[Afrika Selatan] RUU Pemilikan Tanah di Afsel Membatasi Porsi Asing
Tanah sebagai unsur alam pun berbahasa meminta supaya diolah dengan sempurna, hal inilah yang membuat Afrika Selatan berupaya menyusun aturan hukum terbaru tentang pemilikan tanah untuk menyentuh ruang hati rakyatnya. Ini terlihat dari tengah disusunnya RUU terkait pemilikan tanah, yang rencananya akan dibahas di parlemen pada Agustus 2015.
Otoritas yang berwenang di Afsel yaitu departemen pengembangan pedesaan dan reformasi tanah mengatakan makud dari RUU yang tengah disusun ini adalah untuk melarang kepemilikan tanah oleh pihak asing. Hal ini mengikuti RUU pada Februari lalu yang membuat terobosan dalam mengurangi kepemilikan tanah oleh pihak asing dalam menyewa untuk jangka waktu selama 30 tahun.
Pihak pemilik tanah lokal sebagaimana disebutkan dalam RUU dapat memiliki 12.000 hektar tanah untuk warga lokal. Menteri Gugile Nkwinti sebagai pejabat yang berwenang mengatakan bahwa RUU ini sedang berjalan cepat setelah pembahasan perdana di parlemen dan akan diproses pada tahun anggaran besok. Tahun anggaran yang berlaku di pemerintahan Afsel yaitu dari 1 April hingga 31 Maret.
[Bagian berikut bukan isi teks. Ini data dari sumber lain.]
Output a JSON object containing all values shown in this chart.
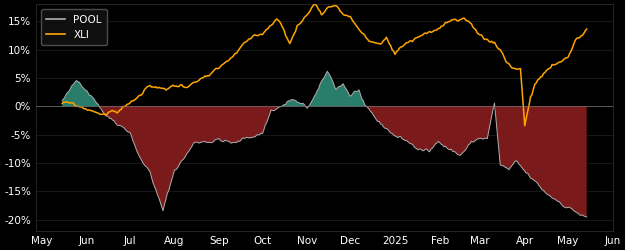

RUU ini akan menerapkan pemilikan tanah pertanian yang biasanya dipergunakan sebagai tanah produktif dan bukannya tanah untuk keperluan property perumahan. Hal ini sebagai upaya pihak Afsel untuk mereformasi sistem pertanahan mereka dan juga keamanan pangan mereka.
Jika pemilikan tanah oleh warga lokal melebihi 12.000 hektar, menurut Nkwinti porsi kelebihannya akan dilakukan redistribusi tanah. “Setiap tanah yang melebihi ambang batas pemilikan akan diredistribusi, dan tentu saja akan diberikan ganti kerugian sesuai prinsip kepatutan” kata Nkwinti. Meskipun tidak menyebutkan tentang sektor industri yang sudah memiliki tanah melebihi ambang batas, yang kemungkinannya akan dilakukan pengkajian ulang, namun menurut Nkwinti sektor pertanian, kehutanan, energi terbarukan “dapat memiliki tanah lebih banyak”.
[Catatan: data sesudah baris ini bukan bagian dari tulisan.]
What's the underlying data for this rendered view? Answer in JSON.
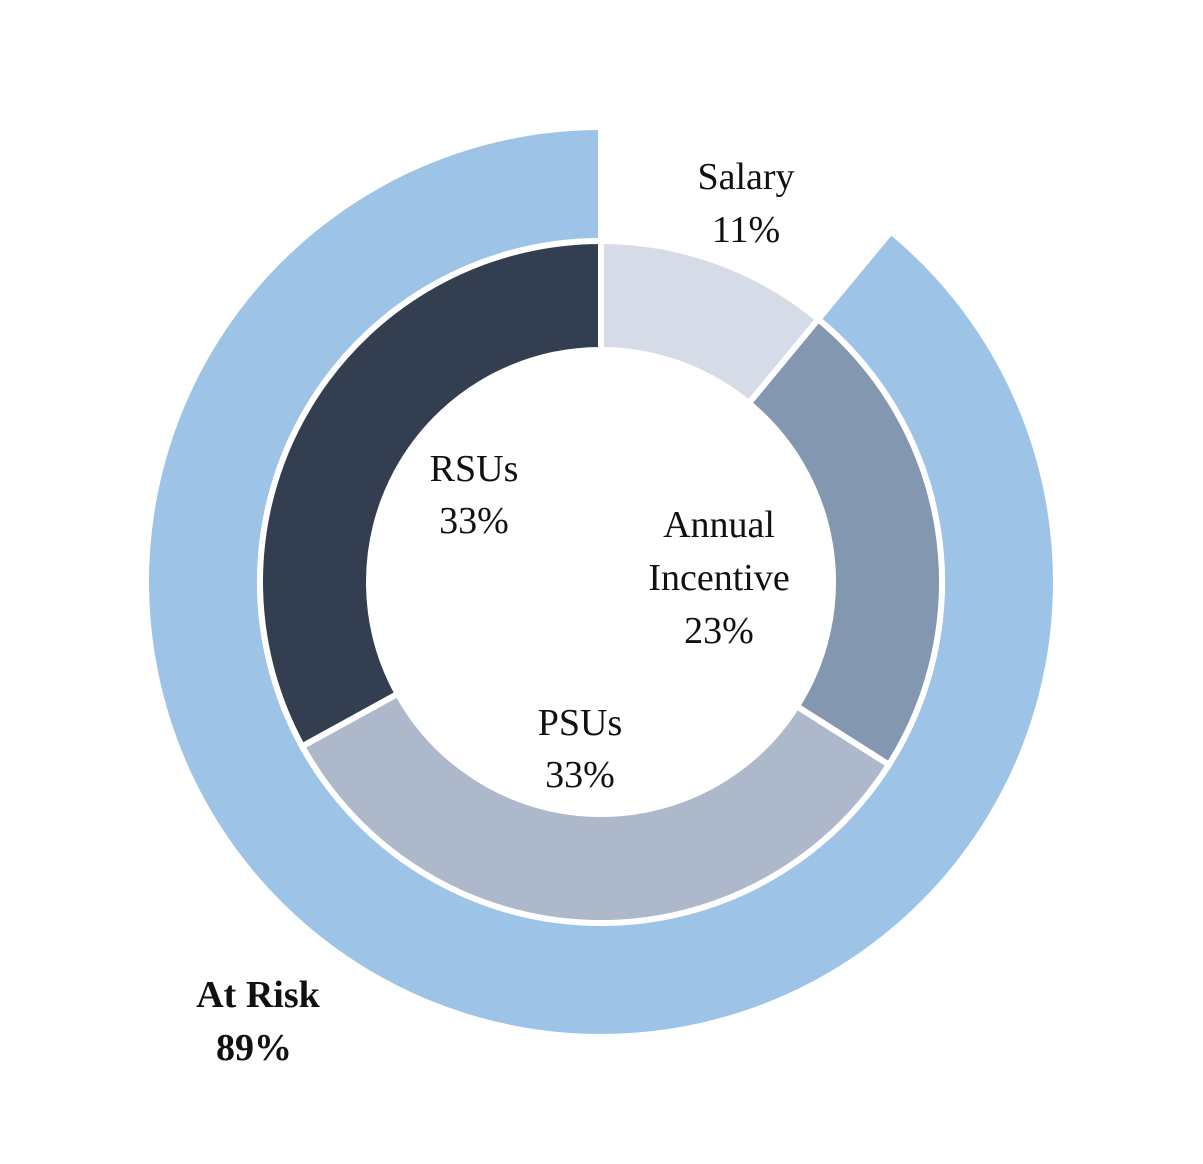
{
  "chart_data": {
    "type": "pie",
    "subtype": "nested-donut",
    "title": "",
    "rings": [
      {
        "name": "inner",
        "categories": [
          "Salary",
          "Annual Incentive",
          "PSUs",
          "RSUs"
        ],
        "values": [
          11,
          23,
          33,
          33
        ],
        "labels": [
          "11%",
          "23%",
          "33%",
          "33%"
        ],
        "colors": [
          "#d5dce7",
          "#8497b0",
          "#adb9ca",
          "#333f50"
        ]
      },
      {
        "name": "outer",
        "categories": [
          "Salary (not at risk)",
          "At Risk"
        ],
        "values": [
          11,
          89
        ],
        "labels": [
          "",
          "89%"
        ],
        "colors": [
          "#ffffff",
          "#9dc3e6"
        ]
      }
    ],
    "annotations": [
      {
        "text": "Salary",
        "value": "11%"
      },
      {
        "text": "Annual Incentive",
        "value": "23%"
      },
      {
        "text": "PSUs",
        "value": "33%"
      },
      {
        "text": "RSUs",
        "value": "33%"
      },
      {
        "text": "At Risk",
        "value": "89%",
        "bold": true
      }
    ],
    "legend": "none"
  },
  "labels": {
    "salary": {
      "name": "Salary",
      "pct": "11%"
    },
    "annual": {
      "name1": "Annual",
      "name2": "Incentive",
      "pct": "23%"
    },
    "psus": {
      "name": "PSUs",
      "pct": "33%"
    },
    "rsus": {
      "name": "RSUs",
      "pct": "33%"
    },
    "atrisk": {
      "name": "At Risk",
      "pct": "89%"
    }
  }
}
Pihak industri sudah mengajukan protes terkait RUU pemilikan tanah karena hal ini menyerang hak kepemilikan pribadi dan juga diramalkan dapat memicu dampak negatif pada perekonomian. Maka terkait kritik tersebut Nkwinti mengatakan bahwa terdapat pihak yang mempunyai tanah dan mereka ingin melindunginya dan juga terdapat pihak yang tidak mempunyai tanah dan mereka menginginkannya, maka tugas pemerintah adalah memediasi kepentingan para pihak tersebut.
Menurut Nkwinti, Afsel adalah satu satunya negara yang meluaskan kebijakan pemilikan tanah untuk individu dan entitas, dan gagasan dari RUU itu adalah untuk melayani warga negara Afsel terlebih dahulu. “Pada saat yang sama kami juga mengapresiasi bahwa faktanya memang kami memerlukan investasi asing untuk beragam alasan dan menyeimbangkannya adalah tugas kami dan kami akan melakukannya” kata Nkwinti sebagaimana dilansir oleh moneyweb.co.za.
Maka terkait keriuhan RUU tersebut oleh beragam kepentingan industri, maka pihak pemerintah akan melakukan pengkajian ulang dan mengkonsultasikannya dengan penasihan pemerintahan, dimana terdapat hal hal tertentu di RUU yang perlu untuk diperhatikan untuk kemudian diundangkan. Pihak pemerintah juga telah mendirikan komisi pertanahan yang akan menyelenggarakan urusan tanah pertanian yang dimiliki oleh lokal dan asing.
Komisi ini akan bertindak sebagai regulator saat RUU ini sudah diundangkan. Pada titik ini, menurut Nkwinti tidak ada dasar indikasi kepada pemilikan tanah oleh asing, sebagaimana dilaporkan oleh media, bahwa hingga 2007, kurang dari 5 % tanah pertanian dimiliki oleh pihak asing. Saat ini RUU masih dibahas di kabinet untuk disetujui, lalu diajukan ke forum konsultasi publik untuk diundangkan oleh parlemen dan kemudian dikirimkan ke Presiden untuk ditandatangani.